Project Info


Exploring Earth’s mantle with 3D numerical seismic wave simulations

Ebru Bozdag | bozdag@mines.edu

High-performance computing and 3D numerical wave propagation solvers are refining our understanding of Earth’s deep interior and dynamics that directly control surface processes such as earthquakes and volcanic activity. The goal of this project is to investigate how well recently developed global seismic models based on adjoint tomography and 3D wave simulations (e.g., Bozdag et al. 2016) explain Earth’s mantle. We will compute 3D seismograms using various (an)elastic global models and compare them the observed seismic waveforms of major and more exotic seismic waves. We will perform statistical analysis both globally and regionally focusing on major plume features in the mantle such as at Hawaii, Yellowstone, Iceland, Tahiti, etc. Our systematic statistical analysis will help us to gain insight, for instance, whether long-wavelength scattering and multipathing are as significant as seismic-wave attenuation by Earth’s anelasticity, the effect of uncertainties in earthquake source parameters in imaging. Ultimately, we will be able to better interpret the composition and the dynamical structure of Earth’s mantle down to D” region.

More Information

1) Bozdag, E., Peter, D., Lefebvre, M., Komatitsch, D., Tromp, J., Hill, J., Podhorszki, N. & Pugmire, D., 2016. Global Adjoint Tomography: First-generation model, Geophys. J. Int., 207(3), 1739-1766, doi: 10.1093/gji/ggw356.
2) Komatitsch, D., Ritsema, J., and Tromp, J., 2002. The spectral-element method, Beowulf computing, and global seismology, Science, 298, 1737–1742
3) https://www.olcf.ornl.gov/2017/03/28/a-seismic-mapping-milestone/
4) https://sciencenode.org/feature/riding-the-3d-seismic-wave.php

 

Grand Engineering Challenge: Not applicable

Student Preparation


Qualifications

Basic elastic wave theory, 3rd-year undergraduate mathematics (e.g., Fourier analysis, PDEs) and programming skills (e.g., Python and/or Fortran90/95).

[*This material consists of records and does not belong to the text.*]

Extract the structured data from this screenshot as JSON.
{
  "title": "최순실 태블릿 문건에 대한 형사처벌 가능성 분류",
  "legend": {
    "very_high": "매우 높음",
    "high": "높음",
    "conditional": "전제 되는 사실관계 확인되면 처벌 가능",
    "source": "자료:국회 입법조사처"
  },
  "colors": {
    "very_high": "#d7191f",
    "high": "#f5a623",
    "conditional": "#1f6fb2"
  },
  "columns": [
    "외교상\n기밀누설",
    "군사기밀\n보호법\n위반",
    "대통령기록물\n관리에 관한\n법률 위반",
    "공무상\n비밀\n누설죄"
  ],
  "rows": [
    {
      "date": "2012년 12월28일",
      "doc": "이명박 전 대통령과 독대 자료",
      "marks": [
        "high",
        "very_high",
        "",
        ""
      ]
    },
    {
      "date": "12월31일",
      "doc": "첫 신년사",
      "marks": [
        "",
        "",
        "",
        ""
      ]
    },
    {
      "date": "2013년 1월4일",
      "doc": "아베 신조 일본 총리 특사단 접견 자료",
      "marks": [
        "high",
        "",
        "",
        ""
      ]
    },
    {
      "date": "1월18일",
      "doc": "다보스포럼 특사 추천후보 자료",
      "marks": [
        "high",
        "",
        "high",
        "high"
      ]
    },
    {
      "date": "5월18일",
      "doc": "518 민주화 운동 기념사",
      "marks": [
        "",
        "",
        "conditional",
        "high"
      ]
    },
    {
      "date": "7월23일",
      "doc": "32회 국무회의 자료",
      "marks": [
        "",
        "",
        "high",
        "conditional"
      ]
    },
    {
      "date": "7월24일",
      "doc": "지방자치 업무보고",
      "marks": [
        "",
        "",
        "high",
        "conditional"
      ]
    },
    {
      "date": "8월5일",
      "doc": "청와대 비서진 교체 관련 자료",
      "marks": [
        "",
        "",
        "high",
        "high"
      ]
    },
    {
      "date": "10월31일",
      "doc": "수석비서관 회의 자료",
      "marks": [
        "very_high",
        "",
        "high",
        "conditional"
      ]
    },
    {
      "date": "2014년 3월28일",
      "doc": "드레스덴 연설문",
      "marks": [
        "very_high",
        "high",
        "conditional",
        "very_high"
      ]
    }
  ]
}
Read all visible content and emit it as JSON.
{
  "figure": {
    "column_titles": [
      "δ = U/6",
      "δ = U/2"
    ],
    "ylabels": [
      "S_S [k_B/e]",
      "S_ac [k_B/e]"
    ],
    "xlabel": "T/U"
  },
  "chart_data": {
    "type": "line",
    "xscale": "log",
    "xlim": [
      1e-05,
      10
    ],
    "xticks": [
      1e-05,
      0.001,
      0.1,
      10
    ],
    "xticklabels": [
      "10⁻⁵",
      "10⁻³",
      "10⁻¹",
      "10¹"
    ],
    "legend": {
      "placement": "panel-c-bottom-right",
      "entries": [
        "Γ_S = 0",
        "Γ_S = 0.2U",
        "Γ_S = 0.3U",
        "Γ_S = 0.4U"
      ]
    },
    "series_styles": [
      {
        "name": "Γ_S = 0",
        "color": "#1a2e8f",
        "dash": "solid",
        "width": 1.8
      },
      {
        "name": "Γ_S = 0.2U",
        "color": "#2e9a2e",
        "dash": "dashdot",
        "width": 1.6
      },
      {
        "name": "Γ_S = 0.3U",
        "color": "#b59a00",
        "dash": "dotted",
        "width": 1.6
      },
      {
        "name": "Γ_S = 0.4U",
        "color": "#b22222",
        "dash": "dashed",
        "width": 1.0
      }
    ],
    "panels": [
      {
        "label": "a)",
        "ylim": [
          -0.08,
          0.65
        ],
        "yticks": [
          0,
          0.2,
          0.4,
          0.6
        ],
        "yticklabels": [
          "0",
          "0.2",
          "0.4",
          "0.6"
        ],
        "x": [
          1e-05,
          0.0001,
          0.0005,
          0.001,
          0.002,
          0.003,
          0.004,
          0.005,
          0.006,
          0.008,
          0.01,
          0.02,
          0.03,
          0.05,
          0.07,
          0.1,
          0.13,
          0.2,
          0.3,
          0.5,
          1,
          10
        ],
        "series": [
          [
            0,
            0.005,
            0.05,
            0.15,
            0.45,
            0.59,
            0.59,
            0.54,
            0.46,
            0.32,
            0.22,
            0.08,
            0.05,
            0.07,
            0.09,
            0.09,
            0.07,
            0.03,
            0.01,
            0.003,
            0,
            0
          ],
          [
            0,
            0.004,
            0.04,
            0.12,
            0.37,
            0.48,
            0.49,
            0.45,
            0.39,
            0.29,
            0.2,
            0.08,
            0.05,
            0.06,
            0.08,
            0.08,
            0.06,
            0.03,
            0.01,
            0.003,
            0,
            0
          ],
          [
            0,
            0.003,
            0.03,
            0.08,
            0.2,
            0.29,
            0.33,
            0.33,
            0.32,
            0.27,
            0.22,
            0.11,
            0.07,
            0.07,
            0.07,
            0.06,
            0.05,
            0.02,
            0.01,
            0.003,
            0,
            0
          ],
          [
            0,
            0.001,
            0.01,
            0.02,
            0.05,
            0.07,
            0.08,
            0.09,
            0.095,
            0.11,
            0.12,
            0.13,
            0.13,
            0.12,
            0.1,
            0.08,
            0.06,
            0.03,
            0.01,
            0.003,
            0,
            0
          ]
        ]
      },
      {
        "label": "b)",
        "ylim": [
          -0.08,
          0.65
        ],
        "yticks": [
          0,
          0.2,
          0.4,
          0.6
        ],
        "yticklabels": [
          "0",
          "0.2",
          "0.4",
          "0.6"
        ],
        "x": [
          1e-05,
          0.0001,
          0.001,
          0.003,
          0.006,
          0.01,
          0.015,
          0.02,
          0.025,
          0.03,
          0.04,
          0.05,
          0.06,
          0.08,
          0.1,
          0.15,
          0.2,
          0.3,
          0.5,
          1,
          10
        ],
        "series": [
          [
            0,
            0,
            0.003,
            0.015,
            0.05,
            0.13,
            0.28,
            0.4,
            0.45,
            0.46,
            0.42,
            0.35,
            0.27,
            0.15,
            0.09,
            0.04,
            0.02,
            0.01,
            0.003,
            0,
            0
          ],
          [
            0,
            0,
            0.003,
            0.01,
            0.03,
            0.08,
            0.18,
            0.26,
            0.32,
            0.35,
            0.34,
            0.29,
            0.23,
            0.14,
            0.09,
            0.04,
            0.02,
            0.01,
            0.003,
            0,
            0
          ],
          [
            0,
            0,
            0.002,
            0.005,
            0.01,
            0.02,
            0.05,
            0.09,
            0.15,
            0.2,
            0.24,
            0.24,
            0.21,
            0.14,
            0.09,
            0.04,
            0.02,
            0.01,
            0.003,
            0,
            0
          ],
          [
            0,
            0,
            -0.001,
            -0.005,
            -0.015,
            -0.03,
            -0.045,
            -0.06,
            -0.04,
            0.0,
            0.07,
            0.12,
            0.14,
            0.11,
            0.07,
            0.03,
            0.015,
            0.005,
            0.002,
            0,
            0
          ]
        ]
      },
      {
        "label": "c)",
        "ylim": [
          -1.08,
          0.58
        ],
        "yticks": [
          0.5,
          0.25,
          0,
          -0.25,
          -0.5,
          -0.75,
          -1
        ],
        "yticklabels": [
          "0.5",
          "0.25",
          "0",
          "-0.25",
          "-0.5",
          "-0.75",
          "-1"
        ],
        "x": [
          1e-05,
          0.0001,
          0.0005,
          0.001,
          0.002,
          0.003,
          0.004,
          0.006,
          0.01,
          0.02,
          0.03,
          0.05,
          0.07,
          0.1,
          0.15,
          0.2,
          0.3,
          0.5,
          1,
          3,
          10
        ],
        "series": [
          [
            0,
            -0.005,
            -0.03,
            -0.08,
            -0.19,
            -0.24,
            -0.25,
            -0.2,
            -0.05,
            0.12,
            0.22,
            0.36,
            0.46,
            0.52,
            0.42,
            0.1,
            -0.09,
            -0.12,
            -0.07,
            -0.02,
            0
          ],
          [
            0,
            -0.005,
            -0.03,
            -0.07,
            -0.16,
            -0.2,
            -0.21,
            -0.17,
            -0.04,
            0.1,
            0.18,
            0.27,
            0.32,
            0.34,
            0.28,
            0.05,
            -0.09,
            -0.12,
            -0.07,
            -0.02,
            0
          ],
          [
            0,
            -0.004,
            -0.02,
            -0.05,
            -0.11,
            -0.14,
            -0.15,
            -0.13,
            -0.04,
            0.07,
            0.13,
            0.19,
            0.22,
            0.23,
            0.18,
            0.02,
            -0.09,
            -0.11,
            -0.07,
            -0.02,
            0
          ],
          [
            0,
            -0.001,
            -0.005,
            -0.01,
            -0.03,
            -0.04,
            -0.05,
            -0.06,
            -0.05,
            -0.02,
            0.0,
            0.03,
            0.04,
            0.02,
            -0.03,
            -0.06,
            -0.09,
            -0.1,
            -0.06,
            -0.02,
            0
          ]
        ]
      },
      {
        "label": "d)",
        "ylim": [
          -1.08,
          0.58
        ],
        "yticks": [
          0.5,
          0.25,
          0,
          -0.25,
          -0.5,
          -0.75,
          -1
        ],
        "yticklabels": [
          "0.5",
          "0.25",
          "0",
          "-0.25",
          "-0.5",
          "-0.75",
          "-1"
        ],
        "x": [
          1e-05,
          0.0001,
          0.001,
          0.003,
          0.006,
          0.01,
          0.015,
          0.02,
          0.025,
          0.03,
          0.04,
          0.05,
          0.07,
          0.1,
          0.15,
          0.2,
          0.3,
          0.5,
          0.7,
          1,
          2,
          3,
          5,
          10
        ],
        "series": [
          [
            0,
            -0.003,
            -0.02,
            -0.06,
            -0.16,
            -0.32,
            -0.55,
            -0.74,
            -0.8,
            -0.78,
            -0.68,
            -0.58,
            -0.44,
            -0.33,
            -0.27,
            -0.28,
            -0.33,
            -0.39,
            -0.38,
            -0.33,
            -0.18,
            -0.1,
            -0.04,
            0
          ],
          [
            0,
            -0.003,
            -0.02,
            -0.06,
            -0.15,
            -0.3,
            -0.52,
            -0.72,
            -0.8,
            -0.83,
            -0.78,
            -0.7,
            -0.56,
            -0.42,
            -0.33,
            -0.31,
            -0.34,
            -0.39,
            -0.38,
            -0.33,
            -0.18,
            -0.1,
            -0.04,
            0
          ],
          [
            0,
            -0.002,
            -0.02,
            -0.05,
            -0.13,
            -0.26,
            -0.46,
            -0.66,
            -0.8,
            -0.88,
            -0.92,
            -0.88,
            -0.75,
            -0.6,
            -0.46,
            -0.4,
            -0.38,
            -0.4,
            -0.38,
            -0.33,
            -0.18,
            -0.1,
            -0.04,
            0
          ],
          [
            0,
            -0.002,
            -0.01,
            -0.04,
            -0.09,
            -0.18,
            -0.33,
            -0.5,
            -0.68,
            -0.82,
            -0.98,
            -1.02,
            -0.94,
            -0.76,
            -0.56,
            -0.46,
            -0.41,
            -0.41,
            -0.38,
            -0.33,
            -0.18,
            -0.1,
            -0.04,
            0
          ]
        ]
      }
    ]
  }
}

Most importantly, enthusiasm and motivation for understanding the structure and dynamics of the Earth and learning & demonstrating new things.

Time Commitment

16-20 hours/month

Skills/Techniques Gained

Numerical simulations of seismic wave propagation (primarily with the spectral-element method)
Global and earthquake seismology
A global-perspective to understand Earth’s interior and its dynamics
Processing and interpreting seismic data
Statistical methods
Ability of running on HPC systems

Mentoring Plan

Student-advisor meetings every week/two weeks.
Student recommended attending graduate level seminars on global geophysics.
Additional interaction with Geophysics graduate students as required.